BuildingsNEXT designs have featured innovative elements since the first competition on the National Mall in Washington, D.C. in 2002.

Students participating in U.S. Department of Energy BuildingsNEXT™ events have pushed the boundaries of architecture and engineering since the competition began in 2002 as the Solar Decathlon®.

Below are some examples of how student teams have integrated innovative technologies and systems into their building designs. Explore student deliverables for a deeper look into the 500+ buildings designed and built over multiple decades of competition.

Smart Homes

The inside of Team New York's 2011 Build Challenge house, showing a wall-mounted touchscreen for an internet-connected home control system.

Home Automation and Smart Home Technology

Student teams developed internet-connected home control systems and student-designed touchscreens long before their broad market adoption. As early as 2005—before tablets and smartphones existed—teams demonstrated the future of interactive technologies.

In 2005, for example, Cornell University  showcased a house that not only monitored indoor air quality with carbon dioxide sensors—another technology that has since developed significantly—but also demonstrated an automatic, computerized control system for an energy recovery ventilator and touch screen control for all of the home’s heating, ventilation, and air conditioning (HVAC) systems. 

Not to be outdone, a New York Institute of Technology 2005 team foreshadowed our connected futures by using handheld devices to control some systems and provide a multimedia animation of its house. 

Also in 2005, a team from University of Texas at Austin developed for their house a proprietary communications system that included a touchscreen LCD panel and computer with custom programming done by students that controlled HVAC, lighting, and other building technologies.

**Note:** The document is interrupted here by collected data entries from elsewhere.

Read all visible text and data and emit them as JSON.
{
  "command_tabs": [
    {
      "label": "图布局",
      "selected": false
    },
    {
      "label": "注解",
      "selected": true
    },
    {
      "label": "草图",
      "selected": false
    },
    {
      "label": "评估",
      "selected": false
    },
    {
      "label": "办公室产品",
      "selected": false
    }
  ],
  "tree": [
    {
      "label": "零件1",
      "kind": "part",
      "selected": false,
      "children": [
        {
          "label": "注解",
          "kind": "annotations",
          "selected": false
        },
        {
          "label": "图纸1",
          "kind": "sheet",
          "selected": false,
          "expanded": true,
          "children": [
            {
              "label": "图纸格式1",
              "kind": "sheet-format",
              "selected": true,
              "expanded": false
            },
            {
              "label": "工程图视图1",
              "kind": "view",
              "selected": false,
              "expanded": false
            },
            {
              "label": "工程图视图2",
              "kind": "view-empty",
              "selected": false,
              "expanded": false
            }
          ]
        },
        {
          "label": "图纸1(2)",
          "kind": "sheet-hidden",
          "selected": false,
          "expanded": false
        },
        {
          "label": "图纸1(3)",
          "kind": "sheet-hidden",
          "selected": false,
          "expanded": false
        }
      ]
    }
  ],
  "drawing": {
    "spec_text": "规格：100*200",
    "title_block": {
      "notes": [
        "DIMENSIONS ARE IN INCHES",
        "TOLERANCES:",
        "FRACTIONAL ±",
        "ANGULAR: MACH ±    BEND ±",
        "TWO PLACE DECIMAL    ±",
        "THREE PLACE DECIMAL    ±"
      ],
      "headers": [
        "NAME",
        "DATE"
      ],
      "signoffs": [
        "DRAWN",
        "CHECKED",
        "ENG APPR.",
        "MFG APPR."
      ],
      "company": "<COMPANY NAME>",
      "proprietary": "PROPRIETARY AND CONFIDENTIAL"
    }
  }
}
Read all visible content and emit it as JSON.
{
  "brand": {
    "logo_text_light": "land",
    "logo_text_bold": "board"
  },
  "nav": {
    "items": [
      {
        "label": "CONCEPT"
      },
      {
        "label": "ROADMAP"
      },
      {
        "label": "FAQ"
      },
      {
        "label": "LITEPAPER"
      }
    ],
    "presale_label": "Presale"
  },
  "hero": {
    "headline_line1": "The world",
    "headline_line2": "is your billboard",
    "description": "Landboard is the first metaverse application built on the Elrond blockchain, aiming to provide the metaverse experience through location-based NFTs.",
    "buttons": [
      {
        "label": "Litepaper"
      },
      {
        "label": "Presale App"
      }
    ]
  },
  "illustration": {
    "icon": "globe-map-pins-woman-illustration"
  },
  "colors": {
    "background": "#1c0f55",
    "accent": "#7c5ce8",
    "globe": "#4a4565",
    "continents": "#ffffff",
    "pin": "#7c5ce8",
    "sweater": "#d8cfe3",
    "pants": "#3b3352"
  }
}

Industrialized Construction

The construction site for the 2023 Build Challenge team from Woodbury University, showing two people in construction vests standing next to part of a structure.

Structural 3D Printing 

The Woodbury University entry for the 2023 Build Challenge featured a new construction technique—3D printing using concrete. The 425-square-foot design revolved around using emerging technology to create smart buildings that help solve housing affordability concerns in California.

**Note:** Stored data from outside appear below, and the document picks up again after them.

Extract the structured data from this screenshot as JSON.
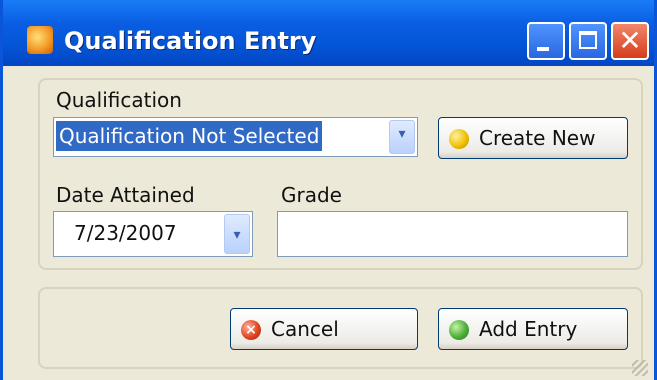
{
  "window": {
    "title": "Qualification Entry",
    "close_glyph": "✕"
  },
  "form": {
    "qualification_label": "Qualification",
    "qualification_value": "Qualification Not Selected",
    "create_new_label": "Create New",
    "date_label": "Date Attained",
    "date_value": "7/23/2007",
    "grade_label": "Grade",
    "grade_value": ""
  },
  "actions": {
    "cancel_label": "Cancel",
    "add_entry_label": "Add Entry"
  },
  "icons": {
    "dropdown_glyph": "▾",
    "cancel_glyph": "×"
  }
}
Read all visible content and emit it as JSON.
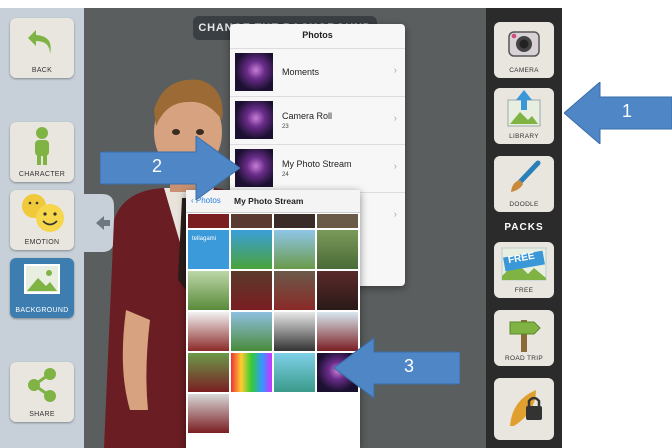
{
  "header": {
    "title": "CHANGE THE BACKGROUND"
  },
  "left_toolbar": {
    "back_label": "BACK",
    "character_label": "CHARACTER",
    "emotion_label": "EMOTION",
    "background_label": "BACKGROUND",
    "share_label": "SHARE"
  },
  "right_toolbar": {
    "camera_label": "CAMERA",
    "library_label": "LIBRARY",
    "doodle_label": "DOODLE",
    "packs_label": "PACKS",
    "free_label": "FREE",
    "free_badge": "FREE",
    "road_trip_label": "ROAD TRIP"
  },
  "photos_popover": {
    "title": "Photos",
    "albums": [
      {
        "name": "Moments",
        "count": ""
      },
      {
        "name": "Camera Roll",
        "count": "23"
      },
      {
        "name": "My Photo Stream",
        "count": "24"
      },
      {
        "name": "",
        "count": ""
      }
    ]
  },
  "stream_popover": {
    "back_label": "Photos",
    "title": "My Photo Stream",
    "tellagami_label": "tellagami"
  },
  "callouts": [
    {
      "number": "1"
    },
    {
      "number": "2"
    },
    {
      "number": "3"
    }
  ],
  "colors": {
    "accent_blue": "#4f86c6",
    "selected_tile": "#3d7db0",
    "stage": "#5b5e5e"
  }
}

The team partnered with Emergent, a construction firm based in Redding, California, to test the 3D printing wall technology, making the building the first 3D-printed house in Los Angeles. The concrete mixture contained a higher percentage of fly ash to increase durability, and the precision of the 3D printing process meant that no concrete was wasted, unlike traditional construction processes. The 3D printing process took only three days and allowed for curved walls and other architectural innovations.

A Build Challenge competition team wearing construction vests and sitting together on top of construction materials, facing the camera, inside a warehouse.

Modular Construction

Teams have leveraged the benefits of high-quality modular construction since the early 2000s. Those benefits include lower costs, fewer wasted materials, fewer delays due to weather on-site, quicker construction timelines, and more.

In the 2025 BuildingsNEXT Showcase, the Georgia Institute of Technology team collaborated with a manufactured housing factory to adapt existing processes—such as identifying improvements to the wall, floor, and roof assemblies—to yield energy and cost savings for the end user. The approach demonstrated a potential cost savings of $23/square foot for modular construction versus site-built construction in the Atlanta market.

Replicability and ease of transport have been two main reasons Build Challenge teams across a variety of competition years have focused on improving the engineering of modular builds. 

  • The winners of the 2020 Build Challenge, the University of Colorado Boulder, designed for offsite construction to solve mountain town housing shortages and cost issues. 
  • In the 2011 competition, the team representing Old Dominion University and Hampton University designed a house that could be manufactured in an industrial plant as three modules. The design focused on improving comfort of the building and reducing energy use and upfront construction costs. The kitchen, bathroom, and sunspace were built in one module, the bedroom in a second, and the living room in the third.

Advanced Building Science

The U.S. Military Academy at West Point team for the 2019 Design Challenge, with members in uniform standing together facing the camera.

High-Performance Military Housing

For the 2019 Design Challenge, a U.S. Military Academy at West Point team recognized a need to improve the costs and health impacts associated with military housing for their “All-American Abode” project designed for Fort Bragg, North Carolina. The team took advantage of advanced building design approaches such as structural insulated panels—prefabricated exterior wall panels with rigid foam insulation sandwiched between two boards—that provided better insulation, quicker assembly, and were locally sourced.

The All-American Abode also integrated a new lighting model, automatic control of housing systems, and sensors to increase the energy performance and quality of life within the home.

Natural Disaster Preparedness and Recovery

Cutaway graphic of a competition house, showing shear walls in one color, drag trusses is another, and laterally resilient piles labeled, as well.

Earthquake Resilience

Located near the boundary of two tectonic plates, Vancouver is highly susceptible to seismic activities, which informed the University of British Columbia’s design and construction for the 2023 Build Challenge. The structure used a system of strategically placed rigid shear walls—walls that resist sideways forces from earthquakes and wind—composed of lumber studs arranged flush against a sheet of plywood. Additionally, the team used foundation structural supports called screw piles that are driven deep into the ground and enhanced these with engineered wood frameworks to go beyond what was required by building codes to ensure earthquake resilience. Compared with traditional home design, the engineered design called for an additional four piles to better handle earthquake stresses.

Four graphics showing impact resistant fenestration, elevated foundation, and secure anchoring to wall and continuous load paths.

Hurricane Resilience

The Appalachian State University team for the 2025 BuildingsNEXT Showcase used hurricane-resilient design approaches to rebuild after Hurricane Helene, which generated 130-mile-per-hour winds. To counter such wind forces and flooding, the team used structural designs that transfer wind loads into the ground, impact-resistant windows, and elevated foundations. The team also turned to offsite construction for cost efficiency over traditional building methods to make recovery faster and more affordable.

Advanced Lighting Technologies

One wall of a Build Challenge competition house, from the outside, showing lights shining inside through the holes in the framework, and you can see the Washington monument in the distance.

Multiple teams used advanced lighting techniques as early as the 2005 event, including Florida International University, the University of Texas at Austin, Virginia Tech, and Carnegie Mellon University. In the Virginia Tech house, color-changing lights designed to last longer and save consumers money were placed on the bottom of polycarbonate walls, illuminating the entire wall surface as pictured. 

By 2009, several teams were already demonstrating advanced lighting solutions throughout their houses and exhibiting them publicly.